مقاله انگلیسی رایگان در مورد سیستم های خطی تعویض شده غیر همزمان – IEEE 2019

I. INTRODUCTION

II. SYSTEM DESCRIPTION AND PRELIMINARIES

III. MAIN RESULTS

IV. SIMULATION

V. CONCLUSION

ACKNOWLEDGMENT

REFERENCES

In this paper, the non-weighted L2-gain control problem is addressed for a class of asynchronously switched linear systems, where the asynchronous phenomenon is caused by the mode-identifying process. Unlike the literature concerned with asynchronously switched systems, we construct a new class of clock-dependent Lyapunov function (CDLF), which can be permitted or prohibited to increase when the modes of the controller and system are unmatched. Furthermore, a novel controller design strategy is introduced.

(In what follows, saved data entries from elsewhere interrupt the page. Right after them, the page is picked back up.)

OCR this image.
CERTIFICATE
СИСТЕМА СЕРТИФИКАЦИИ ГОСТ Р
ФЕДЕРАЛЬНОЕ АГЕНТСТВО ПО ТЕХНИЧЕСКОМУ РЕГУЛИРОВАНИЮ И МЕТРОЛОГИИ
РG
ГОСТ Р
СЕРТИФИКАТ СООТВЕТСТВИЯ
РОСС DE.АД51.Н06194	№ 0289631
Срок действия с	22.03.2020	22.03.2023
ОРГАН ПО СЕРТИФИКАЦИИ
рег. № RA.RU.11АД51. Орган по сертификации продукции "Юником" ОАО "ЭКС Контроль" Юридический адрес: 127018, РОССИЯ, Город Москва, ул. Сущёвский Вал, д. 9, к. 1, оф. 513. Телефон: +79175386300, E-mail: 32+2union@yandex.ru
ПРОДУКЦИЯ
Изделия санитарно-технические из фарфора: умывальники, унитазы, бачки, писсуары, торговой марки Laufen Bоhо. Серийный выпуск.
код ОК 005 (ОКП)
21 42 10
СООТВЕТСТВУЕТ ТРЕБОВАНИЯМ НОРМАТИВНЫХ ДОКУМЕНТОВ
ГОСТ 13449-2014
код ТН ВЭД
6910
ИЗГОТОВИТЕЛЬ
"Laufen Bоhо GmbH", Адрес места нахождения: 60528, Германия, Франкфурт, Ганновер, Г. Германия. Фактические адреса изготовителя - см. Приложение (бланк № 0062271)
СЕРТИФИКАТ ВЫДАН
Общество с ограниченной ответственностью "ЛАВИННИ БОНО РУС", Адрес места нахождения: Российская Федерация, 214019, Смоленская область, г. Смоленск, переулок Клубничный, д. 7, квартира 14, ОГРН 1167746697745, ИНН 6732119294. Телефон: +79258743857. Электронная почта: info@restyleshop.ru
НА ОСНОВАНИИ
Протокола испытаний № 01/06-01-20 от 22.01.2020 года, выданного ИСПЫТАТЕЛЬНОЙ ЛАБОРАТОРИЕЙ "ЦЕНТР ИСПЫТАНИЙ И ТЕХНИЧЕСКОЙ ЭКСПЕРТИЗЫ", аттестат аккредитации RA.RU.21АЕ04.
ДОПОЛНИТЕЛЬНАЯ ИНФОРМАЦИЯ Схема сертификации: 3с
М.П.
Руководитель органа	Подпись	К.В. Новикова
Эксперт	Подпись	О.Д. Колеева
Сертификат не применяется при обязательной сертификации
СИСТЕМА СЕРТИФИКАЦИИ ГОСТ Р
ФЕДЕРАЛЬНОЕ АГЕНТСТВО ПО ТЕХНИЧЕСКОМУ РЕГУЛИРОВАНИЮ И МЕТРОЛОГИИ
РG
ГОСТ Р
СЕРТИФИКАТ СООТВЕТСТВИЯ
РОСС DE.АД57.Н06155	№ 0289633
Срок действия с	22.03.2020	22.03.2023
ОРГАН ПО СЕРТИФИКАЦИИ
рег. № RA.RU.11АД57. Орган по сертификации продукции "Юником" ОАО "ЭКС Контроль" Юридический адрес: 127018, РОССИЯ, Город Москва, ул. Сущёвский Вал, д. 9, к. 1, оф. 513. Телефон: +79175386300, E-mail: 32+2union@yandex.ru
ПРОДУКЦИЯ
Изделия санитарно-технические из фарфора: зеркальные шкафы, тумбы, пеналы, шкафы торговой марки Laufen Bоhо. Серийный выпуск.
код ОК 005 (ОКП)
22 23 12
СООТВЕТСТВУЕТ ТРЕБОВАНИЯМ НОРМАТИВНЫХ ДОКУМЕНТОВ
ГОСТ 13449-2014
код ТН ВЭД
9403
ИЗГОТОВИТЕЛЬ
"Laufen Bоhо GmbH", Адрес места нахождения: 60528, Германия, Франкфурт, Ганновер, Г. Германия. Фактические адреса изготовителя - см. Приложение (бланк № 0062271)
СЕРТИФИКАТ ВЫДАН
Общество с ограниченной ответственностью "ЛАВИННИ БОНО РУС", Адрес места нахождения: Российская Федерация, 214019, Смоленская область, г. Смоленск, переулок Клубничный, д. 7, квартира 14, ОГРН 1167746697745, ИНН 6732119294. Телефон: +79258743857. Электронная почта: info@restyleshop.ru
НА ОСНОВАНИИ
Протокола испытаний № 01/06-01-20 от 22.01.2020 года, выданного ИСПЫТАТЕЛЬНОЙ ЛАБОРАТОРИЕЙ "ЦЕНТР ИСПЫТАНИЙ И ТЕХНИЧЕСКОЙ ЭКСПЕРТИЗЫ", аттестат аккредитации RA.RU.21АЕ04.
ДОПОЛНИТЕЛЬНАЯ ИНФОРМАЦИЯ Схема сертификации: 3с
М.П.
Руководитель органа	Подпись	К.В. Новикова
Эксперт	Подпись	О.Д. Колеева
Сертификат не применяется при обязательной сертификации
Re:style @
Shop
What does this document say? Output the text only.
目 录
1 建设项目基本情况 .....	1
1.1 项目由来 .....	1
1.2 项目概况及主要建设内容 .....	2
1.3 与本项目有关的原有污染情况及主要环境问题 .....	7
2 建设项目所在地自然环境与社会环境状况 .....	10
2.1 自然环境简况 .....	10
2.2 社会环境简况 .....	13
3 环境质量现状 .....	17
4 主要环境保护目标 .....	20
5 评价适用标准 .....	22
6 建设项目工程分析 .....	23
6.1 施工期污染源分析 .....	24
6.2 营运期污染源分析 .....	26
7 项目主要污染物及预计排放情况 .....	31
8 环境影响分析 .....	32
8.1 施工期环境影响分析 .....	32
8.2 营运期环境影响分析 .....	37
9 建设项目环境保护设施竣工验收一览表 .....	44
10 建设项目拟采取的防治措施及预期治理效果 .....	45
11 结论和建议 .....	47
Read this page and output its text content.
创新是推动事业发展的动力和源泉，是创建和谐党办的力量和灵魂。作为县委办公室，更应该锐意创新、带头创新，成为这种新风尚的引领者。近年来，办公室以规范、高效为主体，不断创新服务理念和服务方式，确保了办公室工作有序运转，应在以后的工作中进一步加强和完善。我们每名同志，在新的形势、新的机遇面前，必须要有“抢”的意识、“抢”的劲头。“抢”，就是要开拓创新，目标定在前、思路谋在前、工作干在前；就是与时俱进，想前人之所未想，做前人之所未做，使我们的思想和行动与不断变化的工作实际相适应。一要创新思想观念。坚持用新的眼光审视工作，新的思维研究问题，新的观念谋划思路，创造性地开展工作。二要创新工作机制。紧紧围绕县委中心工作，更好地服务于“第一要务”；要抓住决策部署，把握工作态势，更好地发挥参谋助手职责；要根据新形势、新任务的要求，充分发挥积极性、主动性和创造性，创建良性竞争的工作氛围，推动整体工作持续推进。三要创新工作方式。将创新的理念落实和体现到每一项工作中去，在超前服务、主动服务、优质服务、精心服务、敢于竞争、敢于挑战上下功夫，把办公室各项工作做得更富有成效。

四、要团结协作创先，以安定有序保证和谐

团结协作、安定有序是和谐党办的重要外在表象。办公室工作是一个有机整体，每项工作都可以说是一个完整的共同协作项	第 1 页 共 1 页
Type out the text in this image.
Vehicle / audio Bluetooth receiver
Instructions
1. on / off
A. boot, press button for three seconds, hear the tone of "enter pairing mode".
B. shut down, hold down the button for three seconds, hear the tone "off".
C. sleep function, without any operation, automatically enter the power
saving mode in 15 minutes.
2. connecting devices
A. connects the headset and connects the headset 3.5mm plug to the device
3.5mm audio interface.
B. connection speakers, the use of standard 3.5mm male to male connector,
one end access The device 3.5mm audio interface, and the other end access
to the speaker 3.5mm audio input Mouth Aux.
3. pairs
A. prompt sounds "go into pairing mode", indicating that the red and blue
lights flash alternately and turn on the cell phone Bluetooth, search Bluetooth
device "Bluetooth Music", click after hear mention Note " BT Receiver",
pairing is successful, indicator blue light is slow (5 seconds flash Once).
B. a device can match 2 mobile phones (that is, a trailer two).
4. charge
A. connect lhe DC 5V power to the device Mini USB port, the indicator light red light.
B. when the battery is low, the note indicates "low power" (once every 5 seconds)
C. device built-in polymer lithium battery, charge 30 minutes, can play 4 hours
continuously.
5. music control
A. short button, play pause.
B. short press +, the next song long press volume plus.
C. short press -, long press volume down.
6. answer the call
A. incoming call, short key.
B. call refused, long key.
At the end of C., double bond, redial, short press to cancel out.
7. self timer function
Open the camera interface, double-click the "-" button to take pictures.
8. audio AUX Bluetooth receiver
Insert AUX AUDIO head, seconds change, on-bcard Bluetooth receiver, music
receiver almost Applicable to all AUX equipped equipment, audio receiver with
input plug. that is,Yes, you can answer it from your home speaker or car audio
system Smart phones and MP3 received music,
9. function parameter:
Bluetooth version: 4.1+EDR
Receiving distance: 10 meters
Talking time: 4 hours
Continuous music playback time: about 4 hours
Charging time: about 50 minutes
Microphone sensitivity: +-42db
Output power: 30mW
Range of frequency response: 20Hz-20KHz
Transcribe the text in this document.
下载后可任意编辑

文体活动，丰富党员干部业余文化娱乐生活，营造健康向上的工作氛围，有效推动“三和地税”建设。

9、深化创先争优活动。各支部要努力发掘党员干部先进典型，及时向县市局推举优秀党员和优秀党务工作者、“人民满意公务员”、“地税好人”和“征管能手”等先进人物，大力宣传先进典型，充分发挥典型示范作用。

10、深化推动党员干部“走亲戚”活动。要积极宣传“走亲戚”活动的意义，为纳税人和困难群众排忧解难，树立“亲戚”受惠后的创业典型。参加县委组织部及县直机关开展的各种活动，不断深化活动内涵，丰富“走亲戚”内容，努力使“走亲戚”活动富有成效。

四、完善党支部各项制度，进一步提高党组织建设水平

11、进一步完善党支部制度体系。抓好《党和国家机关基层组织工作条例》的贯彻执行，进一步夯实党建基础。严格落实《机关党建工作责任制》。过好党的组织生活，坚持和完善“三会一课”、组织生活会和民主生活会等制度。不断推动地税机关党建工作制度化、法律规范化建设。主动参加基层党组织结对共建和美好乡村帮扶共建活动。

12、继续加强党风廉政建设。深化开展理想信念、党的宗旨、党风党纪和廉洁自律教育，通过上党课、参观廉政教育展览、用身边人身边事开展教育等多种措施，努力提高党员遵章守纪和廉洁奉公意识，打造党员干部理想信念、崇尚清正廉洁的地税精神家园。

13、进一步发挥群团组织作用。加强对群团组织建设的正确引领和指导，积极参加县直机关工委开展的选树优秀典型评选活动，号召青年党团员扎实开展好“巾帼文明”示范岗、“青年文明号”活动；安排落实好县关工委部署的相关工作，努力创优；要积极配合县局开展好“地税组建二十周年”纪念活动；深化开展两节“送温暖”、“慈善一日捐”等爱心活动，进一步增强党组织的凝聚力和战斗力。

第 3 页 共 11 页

The asynchronous and synchronous controllers are designed separately, and are both clock-dependent. By using the CDLF approach, a clock-dependent sufficient condition characterizing the non-weighted L2-gain performance is obtained for the asynchronously switched systems. The controller gains can be computed by solving a set of sum of square (SOS) program. At last, the advantages of the results are illustrated within two examples.

INTRODUCTION

In recent decades, switched systems have gotten a lot of attention in virtue of its practical and theoretical values. This class of systems consists of several continuous-time or discrete- subsystems with a switching signal driving them. The feature of switching widely exists in real-world systems, thereby many practical systems can be modeled by switched systems, such as chemical system [1], traffic system [2] and teleoperation robotic system [3]. In practice, a system possessing switching feature may be not stabilized by using any common control inputs, but can be stabilized by using switching control inputs. In other words, one needs to apply different control inputs to different subsystems. Therefore, the switching control problem for switched systems has been researched deeply in some literature, e.g., [3]–[12]. Within most of the aforementioned work, it’s assumed that the mode of the controller is always consistent with the system’s. However, the controller may not switch synchronously with the system in real-world system. Since the mode-identifying process requires some time to complete, the modes of the controller and the system may be unmatched during this period of time. The system which contains unmatched controller is called asynchronously switched system. In the last decade, abundant results have been obtained for asynchronously switched systems with time-controlled switching signal, e.g., [13]–[28].